La filière photovoltaïque se mobilise contre le projet
Les entreprises des énergies renouvelables et en particulier celles de la filière solaire photovoltaïque, réunies dans le collectif ‘Solidarité Renouvelables' se mobilisent contre la volonté manifestée par le gouvernement de forcer par la loi de finances pour 2021 une mesure rétroactive unilatérale visant à revoir à la baisse certains contrats d'achat d'électricité solaire antérieurs à 2011.
Constitués en collectif réunissant plus de 400 entreprises et incluant les fédérations professionnelles SER et ENERPLAN, les acteurs des énergies renouvelables et en particulier ceux de la filière solaire photovoltaïque, dénoncent l'impact considérable qu'une telle mesure aurait sur les entreprises (grands groupes, ETI, PME…) qui la composent :
- Perte de la confiance des banques et des investisseurs dans les projets photovoltaïques, avec des répercussions possibles sur les autres énergies renouvelables
- Menace sur la solvabilité, avec la faillite des installations photovoltaïques touchées par la mesure et un risque de disparition des entreprises qui les portent,
- Menace sur l'emploi de la filière, notamment dans les territoires qui ont beaucoup investi dans le solaire,
- Menaces enfin sur les bailleurs (notamment agricoles) des installations photovoltaïques et sur les emplois indirects dépendant de la filière.

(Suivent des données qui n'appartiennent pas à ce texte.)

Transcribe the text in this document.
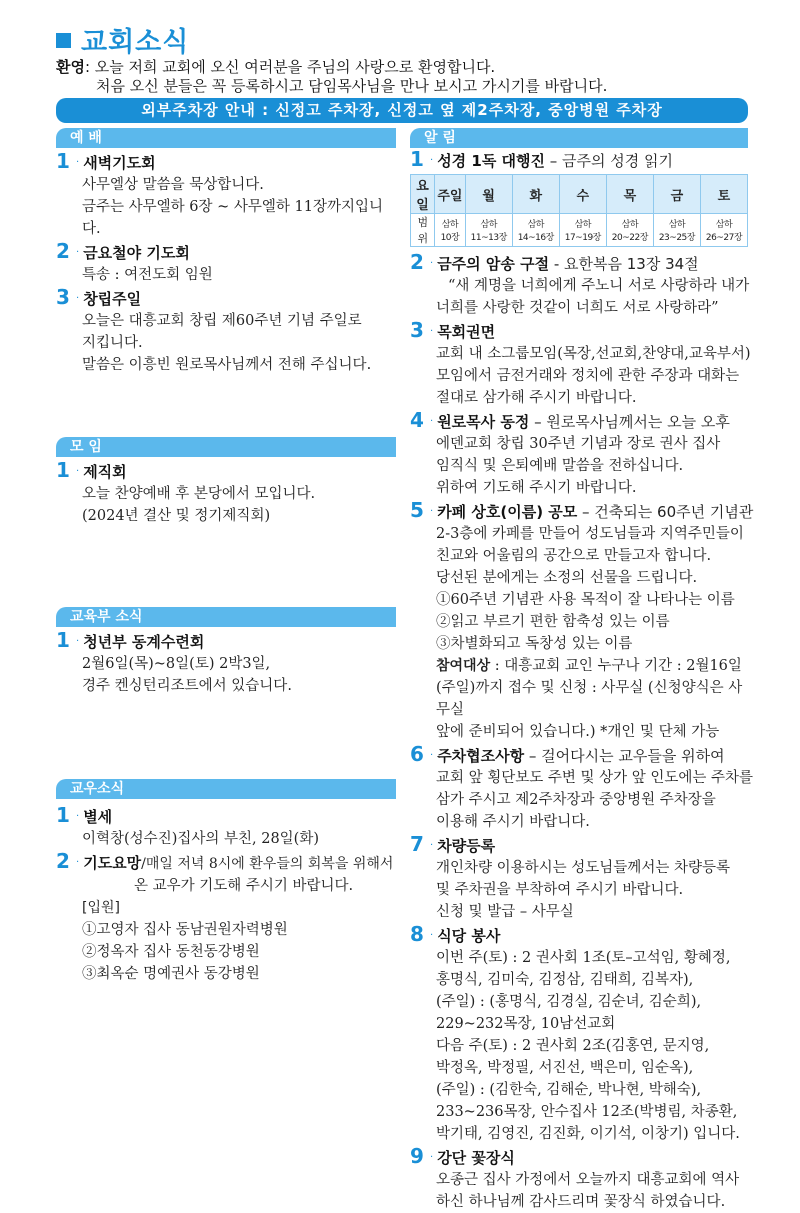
교회소식
환영: 오늘 저희 교회에 오신 여러분을 주님의 사랑으로 환영합니다.
처음 오신 분들은 꼭 등록하시고 담임목사님을 만나 보시고 가시기를 바랍니다.
외부주차장 안내 : 신정고 주차장, 신정고 옆 제2주차장, 중앙병원 주차장
예 배
1 · 새벽기도회
사무엘상 말씀을 묵상합니다.
금주는 사무엘하 6장 ~ 사무엘하 11장까지입니다.
2 · 금요철야 기도회
특송 : 여전도회 임원
3 · 창립주일
오늘은 대흥교회 창립 제60주년 기념 주일로
지킵니다.
말씀은 이흥빈 원로목사님께서 전해 주십니다.
모 임
1 · 제직회
오늘 찬양예배 후 본당에서 모입니다.
(2024년 결산 및 정기제직회)
교육부 소식
1 · 청년부 동계수련회
2월6일(목)~8일(토) 2박3일,
경주 켄싱턴리조트에서 있습니다.
교우소식
1 · 별세
이혁창(성수진)집사의 부친, 28일(화)
2 · 기도요망/매일 저녁 8시에 환우들의 회복을 위해서
온 교우가 기도해 주시기 바랍니다.
[입원]
①고영자 집사 동남권원자력병원
②정옥자 집사 동천동강병원
③최옥순 명예권사 동강병원
알 림
1 · 성경 1독 대행진 – 금주의 성경 읽기
요일	주일	월	화	수	목	금	토
범위	삼하 10장	삼하 11~13장	삼하 14~16장	삼하 17~19장	삼하 20~22장	삼하 23~25장	삼하 26~27장
2 · 금주의 암송 구절 - 요한복음 13장 34절
“새 계명을 너희에게 주노니 서로 사랑하라 내가
너희를 사랑한 것같이 너희도 서로 사랑하라”
3 · 목회권면
교회 내 소그룹모임(목장,선교회,찬양대,교육부서)
모임에서 금전거래와 정치에 관한 주장과 대화는
절대로 삼가해 주시기 바랍니다.
4 · 원로목사 동정 – 원로목사님께서는 오늘 오후
에덴교회 창립 30주년 기념과 장로 권사 집사
임직식 및 은퇴예배 말씀을 전하십니다.
위하여 기도해 주시기 바랍니다.
5 · 카페 상호(이름) 공모 – 건축되는 60주년 기념관
2-3층에 카페를 만들어 성도님들과 지역주민들이
친교와 어울림의 공간으로 만들고자 합니다.
당선된 분에게는 소정의 선물을 드립니다.
①60주년 기념관 사용 목적이 잘 나타나는 이름
②읽고 부르기 편한 함축성 있는 이름
③차별화되고 독창성 있는 이름
참여대상 : 대흥교회 교인 누구나 기간 : 2월16일
(주일)까지 접수 및 신청 : 사무실 (신청양식은 사무실
앞에 준비되어 있습니다.) *개인 및 단체 가능
6 · 주차협조사항 – 걸어다시는 교우들을 위하여
교회 앞 횡단보도 주변 및 상가 앞 인도에는 주차를
삼가 주시고 제2주차장과 중앙병원 주차장을
이용해 주시기 바랍니다.
7 · 차량등록
개인차량 이용하시는 성도님들께서는 차량등록
및 주차권을 부착하여 주시기 바랍니다.
신청 및 발급 – 사무실
8 · 식당 봉사
이번 주(토) : 2 권사회 1조(토–고석임, 황혜정,
홍명식, 김미숙, 김정삼, 김태희, 김복자),
(주일) : (홍명식, 김경실, 김순녀, 김순희),
229~232목장, 10남선교회
다음 주(토) : 2 권사회 2조(김홍연, 문지영,
박정옥, 박정필, 서진선, 백은미, 임순옥),
(주일) : (김한숙, 김해순, 박나현, 박해숙),
233~236목장, 안수집사 12조(박병림, 차종환,
박기태, 김영진, 김진화, 이기석, 이창기) 입니다.
9 · 강단 꽃장식
오종근 집사 가정에서 오늘까지 대흥교회에 역사
하신 하나님께 감사드리며 꽃장식 하였습니다.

Cette filière est composée de tous types d'entreprises : grands groupes, ETI, et petits acteurs territoriaux et innovants. Si elle a pu se développer jusqu'à aujourd'hui, c'est grâce à l'intangibilité des contrats signés entre l'État et les opérateurs, clé-de-voûte de la confiance des banques et des investisseurs dans la filière. Sans cette confiance dans la stabilité du cadre contractuel et dans la signature de l'État, c'est tout l'édifice de financement et d'investissement qui s'écroule, y compris pour les projets futurs : aucune banque, qui aura perdu des centaines de millions d'euros dans des centrales solaires à cause du raccourcissement autoritaire des contrats, n'ira prêter dans des conditions compétitives à de nouveaux projets d'énergies renouvelables.
Au moment où l'État veut attirer les investisseurs dans la filière hydrogène par des contrats d'achat d'énergie garantis, il sape inexplicablement la confiance qu'il a pu construire depuis dix ans avec les acteurs du photovoltaïque.
Au contraire, la filière, dans un esprit de responsabilité, et comprenant les enjeux budgétaires qu'imposent les circonstances actuelles, a proposé aux pouvoirs publics de créer un fonds à impact dédié à de nouveaux projets dans les filières d'avenir pour la transition énergétique. En s'engageant sur une rentabilité réduite de ses investissements, il permettra un allègement de la charge de l'État dans le soutien à ces filières ; le gain budgétaire sera au moins aussi important que le bénéfice attendu de la rupture des contrats photovoltaïques. Surtout, ayant vocation à être un bras armé du Plan de Relance et de la Programmation pluriannuelle de l'énergie, ce fonds permettra de soutenir l'émergence de nouvelles filières et la réindustrialisation de nos territoires.